How To Choose A Right Hadoop Distribution For Your Business

tenthplanet blog pentaho How To Choose A Right Hadoop Distribution For Your Business

1. Introduction:-

Hadoop has more or less become synonymous with ‘Big Data’ today. Hadoop is an open source project and a number of vendors have developed their own distributions, adding new functionality or improving the code base. But the many distributions also contribute to a decision complexity on which distribution to choose for your needs. Also, why have vendor distributions when there is a ‘standard Hadoop distribution”’? Who are the major vendors and how do they compare? Read on to know more.

2. Why Hadoop Distribution:-

Hadoop is Apache software which is freely available for download and use. So why do we need distributions at all?

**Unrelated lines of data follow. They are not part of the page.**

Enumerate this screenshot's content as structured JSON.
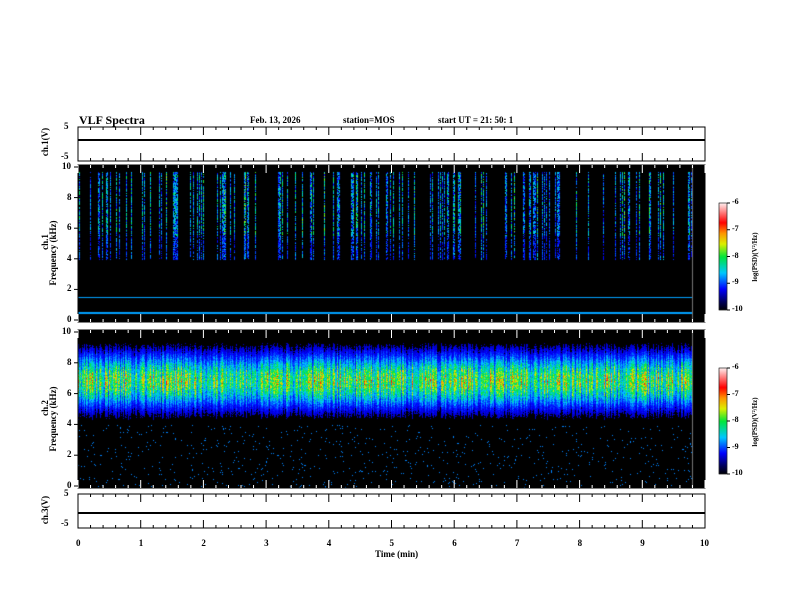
{
  "header": {
    "title": "VLF Spectra",
    "date": "Feb. 13, 2026",
    "station": "station=MOS",
    "start": "start  UT =   21: 50: 1"
  },
  "chart_data": [
    {
      "type": "line",
      "name": "ch.1 waveform",
      "ylabel": "ch.1(V)",
      "ylim": [
        -5,
        5
      ],
      "yticks": [
        "5",
        "-5"
      ],
      "level": 0
    },
    {
      "type": "heatmap",
      "name": "ch.1 spectrogram",
      "ylabel": "ch.1\nFrequency (kHz)",
      "ylabel1": "ch.1",
      "ylabel2": "Frequency (kHz)",
      "ylim": [
        0,
        10
      ],
      "yticks": [
        "0",
        "2",
        "4",
        "6",
        "8",
        "10"
      ],
      "colorbar": {
        "label": "log(PSD)(V²/Hz)",
        "range": [
          -10,
          -6
        ],
        "ticks": [
          "-6",
          "-7",
          "-8",
          "-9",
          "-10"
        ]
      },
      "data_end_min": 9.8
    },
    {
      "type": "heatmap",
      "name": "ch.2 spectrogram",
      "ylabel1": "ch.2",
      "ylabel2": "Frequency (kHz)",
      "ylim": [
        0,
        10
      ],
      "yticks": [
        "0",
        "2",
        "4",
        "6",
        "8",
        "10"
      ],
      "colorbar": {
        "label": "log(PSD)(V²/Hz)",
        "range": [
          -10,
          -6
        ],
        "ticks": [
          "-6",
          "-7",
          "-8",
          "-9",
          "-10"
        ]
      },
      "data_end_min": 9.8
    },
    {
      "type": "line",
      "name": "ch.3 waveform",
      "ylabel": "ch.3(V)",
      "ylim": [
        -5,
        5
      ],
      "yticks": [
        "5",
        "-5"
      ],
      "level": 0
    }
  ],
  "xaxis": {
    "label": "Time  (min)",
    "range": [
      0,
      10
    ],
    "ticks": [
      "0",
      "1",
      "2",
      "3",
      "4",
      "5",
      "6",
      "7",
      "8",
      "9",
      "10"
    ]
  }
}
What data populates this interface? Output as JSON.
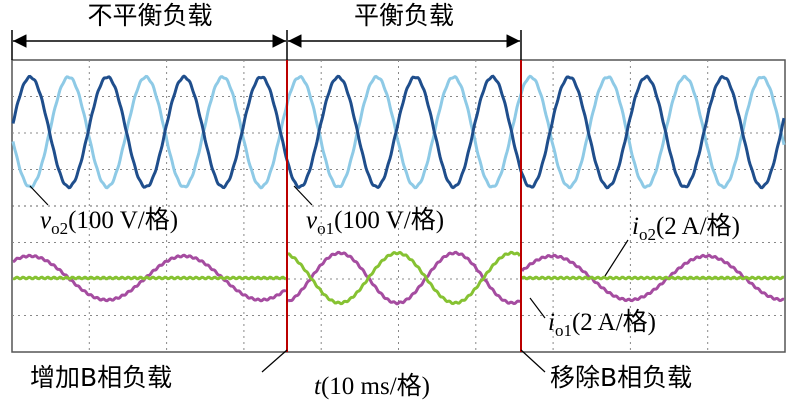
{
  "regions": {
    "unbalanced": "不平衡负载",
    "balanced": "平衡负载"
  },
  "signals": {
    "vo2": {
      "symbol": "v",
      "subscript": "o2",
      "scale": "(100 V/格)"
    },
    "vo1": {
      "symbol": "v",
      "subscript": "o1",
      "scale": "(100 V/格)"
    },
    "io2": {
      "symbol": "i",
      "subscript": "o2",
      "scale": "(2 A/格)"
    },
    "io1": {
      "symbol": "i",
      "subscript": "o1",
      "scale": "(2 A/格)"
    }
  },
  "events": {
    "add": "增加B相负载",
    "remove": "移除B相负载"
  },
  "time_axis": {
    "symbol": "t",
    "scale": "(10 ms/格)"
  }
}
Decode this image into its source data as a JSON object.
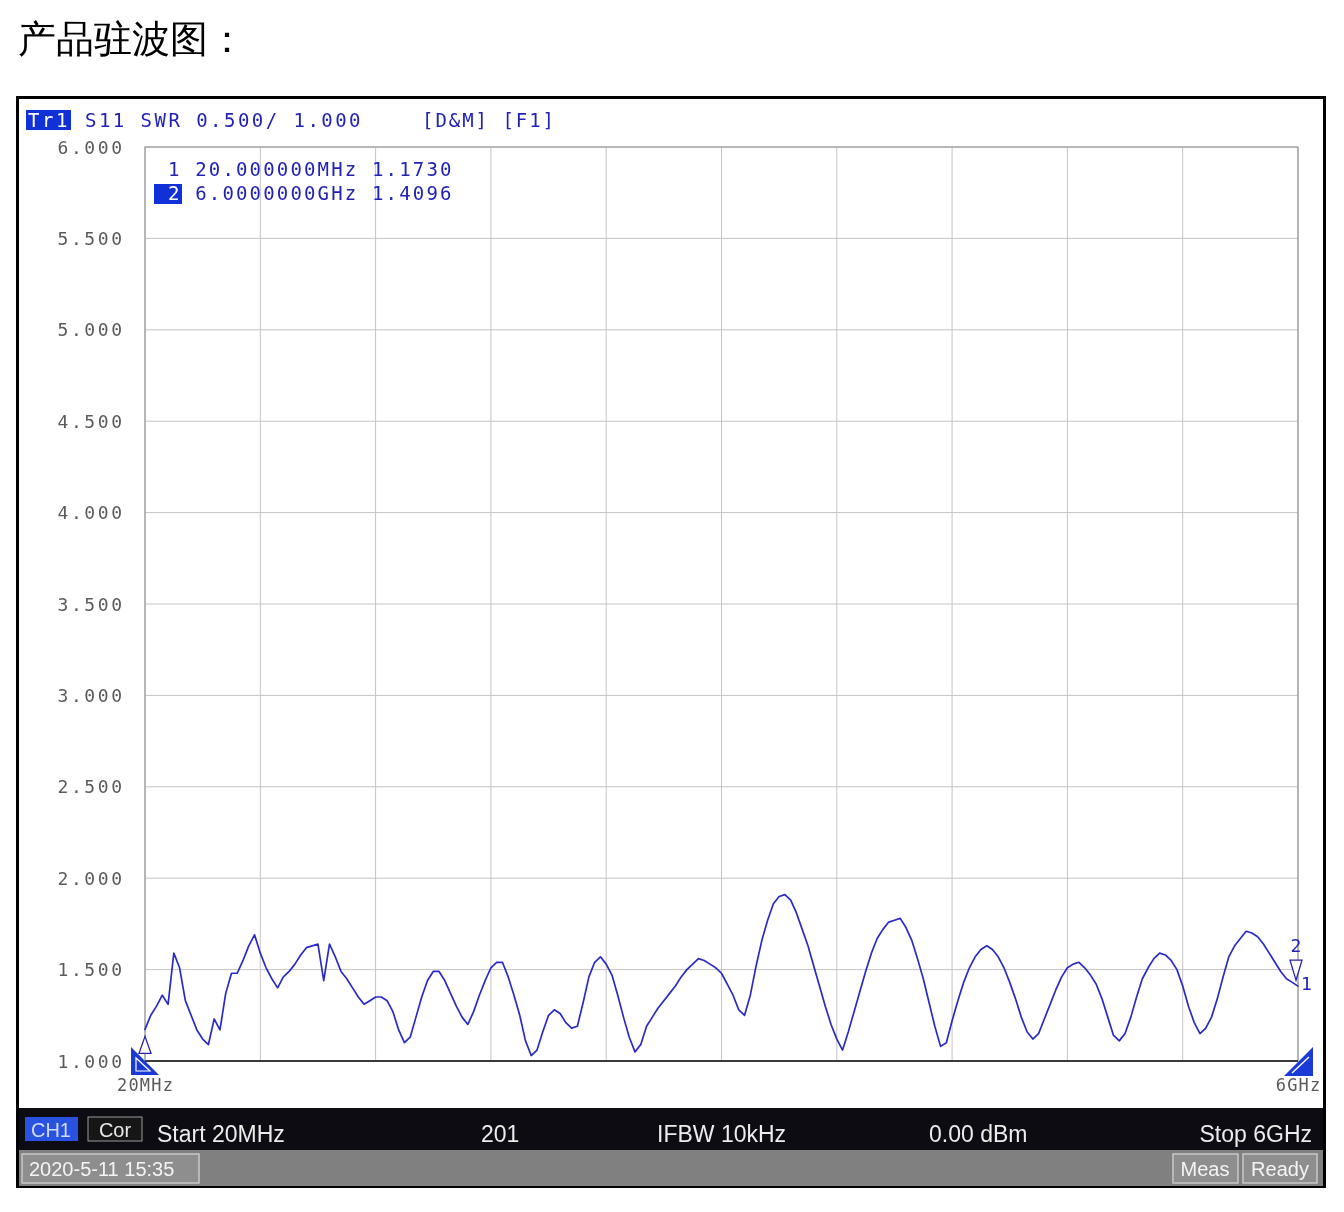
{
  "chart_data": {
    "type": "line",
    "title": "产品驻波图：",
    "categories": [
      "20MHz",
      null,
      null,
      null,
      null,
      null,
      null,
      null,
      null,
      null,
      null,
      null,
      null,
      null,
      null,
      null,
      null,
      null,
      null,
      null,
      null,
      null,
      null,
      null,
      null,
      null,
      null,
      null,
      null,
      null,
      null,
      null,
      null,
      null,
      null,
      null,
      null,
      null,
      null,
      null,
      null,
      null,
      null,
      null,
      null,
      null,
      null,
      null,
      null,
      null,
      null,
      null,
      null,
      null,
      null,
      null,
      null,
      null,
      null,
      null,
      null,
      null,
      null,
      null,
      null,
      null,
      null,
      null,
      null,
      null,
      null,
      null,
      null,
      null,
      null,
      null,
      null,
      null,
      null,
      null,
      null,
      null,
      null,
      null,
      null,
      null,
      null,
      null,
      null,
      null,
      null,
      null,
      null,
      null,
      null,
      null,
      null,
      null,
      null,
      null,
      null,
      null,
      null,
      null,
      null,
      null,
      null,
      null,
      null,
      null,
      null,
      null,
      null,
      null,
      null,
      null,
      null,
      null,
      null,
      null,
      null,
      null,
      null,
      null,
      null,
      null,
      null,
      null,
      null,
      null,
      null,
      null,
      null,
      null,
      null,
      null,
      null,
      null,
      null,
      null,
      null,
      null,
      null,
      null,
      null,
      null,
      null,
      null,
      null,
      null,
      null,
      null,
      null,
      null,
      null,
      null,
      null,
      null,
      null,
      null,
      null,
      null,
      null,
      null,
      null,
      null,
      null,
      null,
      null,
      null,
      null,
      null,
      null,
      null,
      null,
      null,
      null,
      null,
      null,
      null,
      null,
      null,
      null,
      null,
      null,
      null,
      null,
      null,
      null,
      null,
      null,
      null,
      null,
      null,
      null,
      null,
      null,
      null,
      null,
      null,
      "6GHz"
    ],
    "series": [
      {
        "color": "#2a2ac8",
        "values": [
          1.173,
          1.25,
          1.3,
          1.36,
          1.31,
          1.59,
          1.51,
          1.33,
          1.25,
          1.17,
          1.12,
          1.09,
          1.23,
          1.17,
          1.37,
          1.48,
          1.48,
          1.55,
          1.63,
          1.69,
          1.59,
          1.51,
          1.45,
          1.4,
          1.46,
          1.49,
          1.53,
          1.58,
          1.62,
          1.63,
          1.64,
          1.44,
          1.64,
          1.57,
          1.49,
          1.45,
          1.4,
          1.35,
          1.31,
          1.33,
          1.35,
          1.35,
          1.33,
          1.27,
          1.17,
          1.1,
          1.13,
          1.24,
          1.35,
          1.44,
          1.49,
          1.49,
          1.44,
          1.37,
          1.3,
          1.24,
          1.2,
          1.27,
          1.36,
          1.44,
          1.51,
          1.54,
          1.54,
          1.46,
          1.36,
          1.25,
          1.11,
          1.03,
          1.06,
          1.16,
          1.25,
          1.28,
          1.26,
          1.21,
          1.18,
          1.19,
          1.32,
          1.46,
          1.54,
          1.57,
          1.53,
          1.47,
          1.36,
          1.24,
          1.13,
          1.05,
          1.09,
          1.19,
          1.24,
          1.29,
          1.33,
          1.37,
          1.41,
          1.46,
          1.5,
          1.53,
          1.56,
          1.55,
          1.53,
          1.51,
          1.48,
          1.42,
          1.36,
          1.28,
          1.25,
          1.36,
          1.52,
          1.66,
          1.77,
          1.86,
          1.9,
          1.91,
          1.88,
          1.81,
          1.72,
          1.63,
          1.52,
          1.41,
          1.3,
          1.2,
          1.12,
          1.06,
          1.16,
          1.27,
          1.38,
          1.49,
          1.59,
          1.67,
          1.72,
          1.76,
          1.77,
          1.78,
          1.73,
          1.66,
          1.56,
          1.45,
          1.32,
          1.19,
          1.08,
          1.1,
          1.22,
          1.33,
          1.43,
          1.51,
          1.57,
          1.61,
          1.63,
          1.61,
          1.57,
          1.51,
          1.43,
          1.34,
          1.24,
          1.16,
          1.12,
          1.15,
          1.23,
          1.31,
          1.39,
          1.46,
          1.51,
          1.53,
          1.54,
          1.51,
          1.47,
          1.42,
          1.34,
          1.24,
          1.14,
          1.11,
          1.15,
          1.24,
          1.35,
          1.45,
          1.51,
          1.56,
          1.59,
          1.58,
          1.55,
          1.5,
          1.41,
          1.3,
          1.21,
          1.15,
          1.18,
          1.24,
          1.34,
          1.46,
          1.57,
          1.63,
          1.67,
          1.71,
          1.7,
          1.68,
          1.64,
          1.59,
          1.54,
          1.49,
          1.45,
          1.43,
          1.4096
        ]
      }
    ],
    "ylim": [
      1,
      6
    ],
    "yticks": [
      {
        "value": 1,
        "label": "1.000"
      },
      {
        "value": 1.5,
        "label": "1.500"
      },
      {
        "value": 2,
        "label": "2.000"
      },
      {
        "value": 2.5,
        "label": "2.500"
      },
      {
        "value": 3,
        "label": "3.000"
      },
      {
        "value": 3.5,
        "label": "3.500"
      },
      {
        "value": 4,
        "label": "4.000"
      },
      {
        "value": 4.5,
        "label": "4.500"
      },
      {
        "value": 5,
        "label": "5.000"
      },
      {
        "value": 5.5,
        "label": "5.500"
      },
      {
        "value": 6,
        "label": "6.000"
      }
    ],
    "grid": true,
    "annotations": [
      "Tr1",
      "S11 SWR 0.500/ 1.000",
      "[D&M] [F1]",
      "1 20.000000MHz 1.1730",
      "2 6.0000000GHz 1.4096",
      {
        "text": "2",
        "x": "6GHz",
        "y": 1.4096
      },
      {
        "text": "1",
        "x": "6GHz",
        "y": 1.4096
      },
      "CH1",
      "Cor",
      "Start 20MHz",
      "201",
      "IFBW 10kHz",
      "0.00 dBm",
      "Stop 6GHz",
      "2020-5-11 15:35",
      "Meas",
      "Ready"
    ]
  }
}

  • Distributions actually package Hadoop nicely into easy to install packages which make it easy for system administrators to manage effectively.

  • Distributions bundle versions of components that work well together. This provides a working Hadoop installation right out of the box.

  • Distribution makers strive to ensure good quality components.

  • Sometimes, they lead the way by including performance patches to the ‘vanilla’ versions and have predictable product release road maps.

  • This ensures they keep up with developments and bug fixes and also they come with support, which could be very valuable for a production critical cluster.

3. Leading Hadoop Distribution Vendors in the Market:-

  • In current market situations there are three leading Hadoop Distributions available in the market i.Cloudera, ii.Hortonworks, iii.MapR.

  • Choosing one amongst them is neither so easy task nor a tough one. A basic analysis on the type of approach towards their work and data helps one to easily choose the suitable Distribution for them.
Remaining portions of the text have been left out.